2016 Fiscal Year Research-status Report
酵素処理差別化を用いたDNA付加体のオミクス分析法の開発と非侵襲的分析への展開
Project/Area Number |
16K17924
|
Research Institution | Aichi Institute of Technology |
Principal Investigator |
村上 博哉 愛知工業大学, 工学部, 准教授 (40515128)
|
Project Period (FY) |
2016-04-01 – 2019-03-31
|
Keywords | DNA付加体 / 網羅的 / LC-MS/MS / 高感度 |
Outline of Annual Research Achievements |
本申請課題の目的は,低・非侵襲的試料に対応可能な網羅的なDNA付加体の定量分析手法を確立し,DNA付加体のリスクマーカー候補物質の探索およびガン研究の支援を可能にすることにある。平成28年度の研究実績としては,主に1, 網羅的なDNA付加体の定量分析のための分離系の確立,2, 前処理系の確立のための充填剤の開発,などに関して重点的に行った。以下にその概要について記載する。 1の分離系の検討としては,electrospray ionization (ESI)において,一般的に網羅的なDNA付加体の定量分析時に用いられる逆相分離系と比較して,高感度化が可能である親水性相互作用クロマトグラフィー(hydrophilic interaction chromatography,HILIC)分離を用い,網羅的なDNA付加体分析のための分離系の確立に関して検討を行った。ESI-MS検出の前段であるLC分離能の高性能化は,高精度な定量分析において,非常に重要な課題である。
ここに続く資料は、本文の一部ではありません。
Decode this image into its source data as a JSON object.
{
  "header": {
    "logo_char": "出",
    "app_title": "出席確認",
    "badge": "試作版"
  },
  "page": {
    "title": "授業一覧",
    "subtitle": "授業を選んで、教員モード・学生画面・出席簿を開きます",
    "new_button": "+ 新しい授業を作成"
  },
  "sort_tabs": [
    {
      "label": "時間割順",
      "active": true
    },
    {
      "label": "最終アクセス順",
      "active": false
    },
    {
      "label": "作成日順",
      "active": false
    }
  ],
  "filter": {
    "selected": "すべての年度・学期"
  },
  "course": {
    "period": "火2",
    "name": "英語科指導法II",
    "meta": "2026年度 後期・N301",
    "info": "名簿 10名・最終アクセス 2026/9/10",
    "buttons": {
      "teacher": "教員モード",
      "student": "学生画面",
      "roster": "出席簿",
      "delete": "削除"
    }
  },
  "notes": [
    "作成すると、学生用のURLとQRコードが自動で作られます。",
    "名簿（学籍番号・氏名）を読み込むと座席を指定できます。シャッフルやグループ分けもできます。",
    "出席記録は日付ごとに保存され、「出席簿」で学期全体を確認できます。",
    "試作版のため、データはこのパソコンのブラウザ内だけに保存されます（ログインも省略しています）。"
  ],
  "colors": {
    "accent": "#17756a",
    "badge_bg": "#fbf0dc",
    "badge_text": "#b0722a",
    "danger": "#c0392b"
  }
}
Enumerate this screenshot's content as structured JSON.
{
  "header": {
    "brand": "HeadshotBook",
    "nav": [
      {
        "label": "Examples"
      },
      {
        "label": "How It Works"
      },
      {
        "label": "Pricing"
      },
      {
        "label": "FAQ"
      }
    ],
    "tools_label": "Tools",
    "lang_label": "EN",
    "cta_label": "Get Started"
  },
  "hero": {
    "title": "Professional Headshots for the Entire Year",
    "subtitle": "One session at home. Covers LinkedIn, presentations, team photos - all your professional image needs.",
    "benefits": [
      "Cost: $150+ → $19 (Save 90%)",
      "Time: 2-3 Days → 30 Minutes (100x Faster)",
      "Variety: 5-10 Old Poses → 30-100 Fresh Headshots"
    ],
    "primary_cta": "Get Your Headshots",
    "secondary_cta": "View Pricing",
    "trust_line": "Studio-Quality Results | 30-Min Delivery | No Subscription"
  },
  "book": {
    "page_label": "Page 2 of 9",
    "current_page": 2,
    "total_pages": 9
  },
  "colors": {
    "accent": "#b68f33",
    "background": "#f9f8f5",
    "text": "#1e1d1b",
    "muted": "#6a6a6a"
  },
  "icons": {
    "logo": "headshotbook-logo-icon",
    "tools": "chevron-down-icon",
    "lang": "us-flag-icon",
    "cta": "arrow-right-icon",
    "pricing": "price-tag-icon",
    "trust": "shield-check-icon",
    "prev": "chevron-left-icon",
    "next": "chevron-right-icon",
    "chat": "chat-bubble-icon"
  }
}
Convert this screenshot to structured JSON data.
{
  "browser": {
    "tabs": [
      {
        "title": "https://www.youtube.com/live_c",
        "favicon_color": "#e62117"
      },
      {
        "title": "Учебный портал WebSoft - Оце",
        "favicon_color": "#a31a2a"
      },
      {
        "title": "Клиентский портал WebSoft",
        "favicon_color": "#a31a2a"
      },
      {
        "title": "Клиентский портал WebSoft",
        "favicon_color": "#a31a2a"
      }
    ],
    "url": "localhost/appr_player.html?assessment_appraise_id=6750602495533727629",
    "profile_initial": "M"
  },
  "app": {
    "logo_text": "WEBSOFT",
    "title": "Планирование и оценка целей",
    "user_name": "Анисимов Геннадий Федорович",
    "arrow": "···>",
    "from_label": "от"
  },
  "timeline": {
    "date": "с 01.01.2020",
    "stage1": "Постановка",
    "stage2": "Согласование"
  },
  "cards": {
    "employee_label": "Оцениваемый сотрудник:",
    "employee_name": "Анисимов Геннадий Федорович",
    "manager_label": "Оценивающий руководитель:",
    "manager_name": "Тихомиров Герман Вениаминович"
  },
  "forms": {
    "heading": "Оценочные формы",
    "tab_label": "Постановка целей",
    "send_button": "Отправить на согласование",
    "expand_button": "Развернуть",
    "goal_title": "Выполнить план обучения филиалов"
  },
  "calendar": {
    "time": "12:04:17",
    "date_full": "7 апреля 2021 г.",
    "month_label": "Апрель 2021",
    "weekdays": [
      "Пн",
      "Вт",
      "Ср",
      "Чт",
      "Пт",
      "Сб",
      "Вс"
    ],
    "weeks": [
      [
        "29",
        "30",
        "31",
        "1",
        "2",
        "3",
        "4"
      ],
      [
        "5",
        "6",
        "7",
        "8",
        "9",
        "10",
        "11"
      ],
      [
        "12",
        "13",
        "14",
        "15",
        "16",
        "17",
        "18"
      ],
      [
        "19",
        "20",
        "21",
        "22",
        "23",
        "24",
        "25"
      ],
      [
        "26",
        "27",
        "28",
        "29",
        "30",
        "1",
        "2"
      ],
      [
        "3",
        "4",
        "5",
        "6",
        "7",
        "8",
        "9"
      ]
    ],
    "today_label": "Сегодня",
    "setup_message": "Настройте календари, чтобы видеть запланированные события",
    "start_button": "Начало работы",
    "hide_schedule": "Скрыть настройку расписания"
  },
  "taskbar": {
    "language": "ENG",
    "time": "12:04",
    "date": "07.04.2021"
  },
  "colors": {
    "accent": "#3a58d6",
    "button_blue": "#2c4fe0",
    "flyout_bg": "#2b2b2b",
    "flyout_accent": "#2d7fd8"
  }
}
HILIC分離系を用いたDNA付加体の高分離系の確立を目指し,市販品として購入可能な数種類のHPLC用カラムと種々の溶離液組成等について検討をし, DNA付加体分析時の分離挙動の変化に関して検討を進めた。 2の固相抽出用の充填剤の開発に関しては,低・非侵襲試料などを想定した場合,前処理系の確立は必要不可欠である。それを可能にするためには,市販品の各種条件検討を進めることと並行して,DNA付加体分析に最適化された固相抽出用の充填剤の開発も必要であると考えた。そこでDNA付加体のような極性化合物へも適用することが可能な新規の逆相系固相抽出用充填剤の開発を進めた。
|
Current Status of Research Progress |
Current Status of Research Progress
2: Research has progressed on the whole more than it was originally planned.
Reason
研究実績の概要に関するこれまでの進捗状況は,以下の通りである。 1の分離系の検討であるHILIC分離については,第一条件として,大過剰に存在する未損傷体と極微量成分であるDNA付加体との間の分離が必要不可欠である。そこで充填剤の官能基による分離挙動の違いや,種々の有機溶媒を任意の割合にて配合した溶離液を適用した時の分離挙動の変化について検討を進めた。その結果,いくつかの高分離能を達成することが可能な条件を見出すことにこれまで成功している。 2の前処理系の確立においては,逆相分離系の固相抽出用充填剤の中でも,現在、環境分析から生体試料分析においても汎用的に利用されているHydrophilic-Lipophilic Balance (HLB)型の充填剤の高機能化に関して検討を行った。HLB型は,疎水性部と親水性部からなり,極性化合物への適用が可能なものである。基本骨格となる疎水性部を形成する有機モノマーとしてdivinylbenzeneを適用し,各種親水性モノマーを含有した充填剤を網羅的に合成し,核酸化合物等の捕捉特性に関して検討を行った。その結果,これまでに核酸化合物のような極性化合物における捕捉特性を向上させることを可能にするモノマーの選定に成功している。また親水性部のモノマーの最適化に加え、親水性以外の副次的な相互作用機能を発現させることが可能なモノマーを選定し,それを添加したものを合成し,核酸化合物の捕捉特性を向上させることについても検討を行った。その結果,一般的なHLB型充填剤では捕捉が困難な化合物の捕捉の可能性を示唆する結果をこれまでに得ている。
|
Strategy for Future Research Activity |
H28年度に得られた研究成果をもとに,さらなる高性能化に関して検討を進める。HILIC分離系に関しては,さらなる高分離性能を発揮できる各種条件の検討を行い,網羅的にDNA付加体を分離分析できる条件の検討を進める予定である。また前処理系に関しては,H28年度に開発した固相抽出用の新規HLB型のさらなる高性能化を進め,様々なDNA付加体を捕捉可能な前処理システムの構築を目指す。またこれら分離系及び前処理系の条件検討に加え,LC-MS及びCE-MSでの高感度化を達成するための分析系の包括的な条件の最適化を進める予定である。
|
Causes of Carryover |
平成28年度は,4382円の未使用額が発生した。これは平成28年度末までに一定の研究成果が得られたため,無理をせずに次年度に繰り越したためである。
|
Expenditure Plan for Carryover Budget |
平成29年度の物品購入費として使用する予定である。